Bet the bordercolor on different browsers/phones made it look more one way or another.
Also, cold shadows are devoid of yellow so a blue is easily mistaken for a shadow. The impressionist used this trick a lot, light blue/cyan for shadows. Sounds crazy but it works.
Very clever trick.
Hm, this is interesting - I am indeed “outdoorsy” and could only see “white and gold in shadow”. I think this might also be because of the highlight on the right suggesting that it’s daylight all around. This XKCD helped me clear up the confusion and now if I squint I can see both color schemes:
Same!
Strangely enough, I saw it as black and dark blue at first, but then something switched and I’ve been seeing it as light blue and gold ever since!
THANK YOU
This is the first time I’ve seen this take upvoted.
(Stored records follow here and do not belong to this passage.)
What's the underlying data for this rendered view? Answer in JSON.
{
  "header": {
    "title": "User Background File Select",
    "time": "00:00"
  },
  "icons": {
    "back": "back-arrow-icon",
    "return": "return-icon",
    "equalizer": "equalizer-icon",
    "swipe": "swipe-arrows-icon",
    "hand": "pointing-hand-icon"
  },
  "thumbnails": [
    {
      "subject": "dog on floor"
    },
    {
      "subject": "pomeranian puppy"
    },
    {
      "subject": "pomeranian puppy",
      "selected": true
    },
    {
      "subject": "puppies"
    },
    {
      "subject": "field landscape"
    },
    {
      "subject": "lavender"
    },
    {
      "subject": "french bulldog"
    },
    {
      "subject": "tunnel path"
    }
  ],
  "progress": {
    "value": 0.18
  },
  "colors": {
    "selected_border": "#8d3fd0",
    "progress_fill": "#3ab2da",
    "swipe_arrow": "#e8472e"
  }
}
There was also this bro science take, which is debunked:
When you see white and gold you are happy and when you see black and blue you are depressed.
am I part of the joke here??? It’s clearly blue and black…
The objective fact is…it is a blue and black dress. Other photos of the same dress show that.
But I cannot, for the life of me, see how anyone can possibly get that from this photo. Sample the RGB values all you want and it clearly is not black in this photo. The exposure and white balance have messed around with it so much it is incomprehensible to me how anyone can see it as blue and black.
The lighting of the room is clearly yellow.
That’s not clear to me. The dress looks like it’s in the shade.
“The phenomenon revealed difference in human color perception…”
Yes, you’re becoming a part of the joke. People LITERALLY see the dress differently. It doesn’t matter what the objective facts are. TBH, it says a lot about humanity. Even when we have evidence that subjective experiences can vary, and even contradict each other, we still end up arguing over whose viewpoint is “correct”.
That we’re curious problem solvers?
Anyway, science has determined that my way is most based
A study carried out by Schlaffke et al. reported that individuals who saw the dress as white and gold showed increased activity in the frontal and parietal regions of the brain. These areas are thought to be critical in higher cognition activities such as top-down modulation in visual perception
I dunno. It’s clearly a blue and black dress in a washed-out photo.
I guess I’m just used to seeing washed-out photos, and mentally adjusting the “whitepoint/blackpoint” (I’m not a photographer) in my brain or whatever.
I have washed out Polaroids from my childhood, so. I don’t think there’s any great mystery here.